LSE DS202W - Data Science for Social Scientists

2024/25 Winter Term

Author
Important

🚧 This website is under construction. Pages will keep being updated in the next few weeks!

Here is how you will be assessed in this course.

Context

Your grade in this course consists of two main components:

  1. COURSEWORK (60%): This component includes two individual problem sets, each contributing to the same percentage of your final grade (30%, and 30%). You’ll need to submit these assignments via GitHub Classroom, following the deadlines specified in the 📓 Syllabus.

  2. GROUP PROJECT (40%): This will take place in Spring Term over a period of two weeks. It will be based on all the material covered in the course. More specific details will be provided in due course.

📝 Individual Problem Sets

We aim to provide feedback on your work within two to three weeks after the submission deadline (🤞).

These problem sets will have a similar style to the formative problem sets, and exercises done in the labs – although a bit more challenging. Typically, this will involve a mix of Python tasks and your written interpretation of the analyses.

Important

Just so we are very clear from the start, if you want to do well in this course, simply writing code that works is not enough!

Lining up (minimally commented) code block after after code block will never result in a good mark and will even be penalized.

We need to understand your thought processes e.g why you chose the particular models you chose to solve the problem at hand, why you selected the parameters you trained your models with, why you’re evaluating your models the way you are and how you are interpreting your evaluation metrics in the context of your dataset/problem.

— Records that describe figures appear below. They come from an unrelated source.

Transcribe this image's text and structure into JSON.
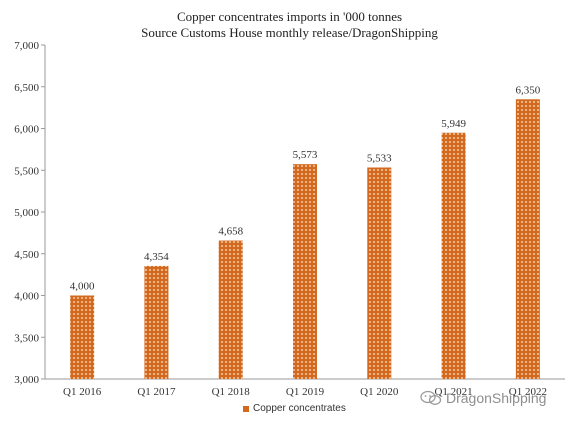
{
  "chart_data": {
    "type": "bar",
    "title": "Copper concentrates imports in '000 tonnes",
    "subtitle": "Source Customs House monthly release/DragonShipping",
    "categories": [
      "Q1 2016",
      "Q1 2017",
      "Q1 2018",
      "Q1 2019",
      "Q1 2020",
      "Q1 2021",
      "Q1 2022"
    ],
    "series": [
      {
        "name": "Copper concentrates",
        "values": [
          4000,
          4354,
          4658,
          5573,
          5533,
          5949,
          6350
        ]
      }
    ],
    "data_labels": [
      "4,000",
      "4,354",
      "4,658",
      "5,573",
      "5,533",
      "5,949",
      "6,350"
    ],
    "ylim": [
      3000,
      7000
    ],
    "yticks": [
      3000,
      3500,
      4000,
      4500,
      5000,
      5500,
      6000,
      6500,
      7000
    ],
    "ytick_labels": [
      "3,000",
      "3,500",
      "4,000",
      "4,500",
      "5,000",
      "5,500",
      "6,000",
      "6,500",
      "7,000"
    ],
    "grid": false,
    "legend": "bottom",
    "bar_color": "#d2691e",
    "bar_dot_color": "#f4c7a0"
  },
  "watermark": {
    "text": "DragonShipping",
    "icon": "wechat-icon"
  }
}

Code on its own is meaningless and you’ll always be asked to comment it, explain it and interpret its results. Your explanations of your modeling process and interpretations of modeling results are much more important than the code blocks themselves! The code is simply the tool to help you do your modeling.

Formative

Simple practice problem set
(due Week 04 and to be announced in Week 03’s lecture)

We want you to practice:

  • Submitting work via GitHub Classroom
  • Using Quarto markdown
  • Writing simple Python code (using scikit-learn/pandas)
  • Fitting and applying basic supervised machine learning models for prediction (regression)


Formative

Supervised learning practice problem set
(due Week 06 and to be announced in Week 05’s lecture)

We want you to practice:

  • Submitting work via GitHub Classroom
  • Using Quarto markdown
  • Know how to fit and apply supervised machine learning models for classification
  • Know how to evaluate and compare fitted models and select models
  • Practice writing justifications for modeling choices and interpretations of contextualized evaluation metrics


30%

Problem Set 01 — Supervised learning
(due Week 09)

See the 🎯 Learning Objectives involved


  • Know how to fit and apply supervised machine learning models for classification and prediction.
  • Apply the methods learned to real data through hands-on exercises.
  • Know how to evaluate and compare fitted models, and to improve model performance.


30%

Problem Set 02 — Unsupervised learning
(Spring Term)

See the 🎯 Learning Objectives involved


  • Understand when and where to apply unsupervised learning techniques (e.g clustering or anomaly detection) and what differentiates them from supervised learning.
  • Practice dimensionality reduction techniques.
  • Apply the methods learned to real data through hands-on exercises.
  • Integrate the insights from data analytics into knowledge generation and decision-making.
  • Understand an introductory framework for working with natural language (text) data using techniques of machine learning.

✍️ Group project (40%)

  • A group project that lasts two weeks.
  • Students are introduced to datasets (and associated “research questions”) on the first day of the project.
    Students are asked to rank projects by order of preference by the end of the day. By the end of day 1, students are assigned to a group (no more than 4 students per group).
  • There are two check-in points with lecturer/teachers during the project to discuss the direction of the project.
  • A Quarto project report should be submitted at the end of the two weeks.

40%

Group project
(Spring Term)

  • The group project will be based on all the material covered in the course, including the lectures, labs, problem sets and applications (W09-W11).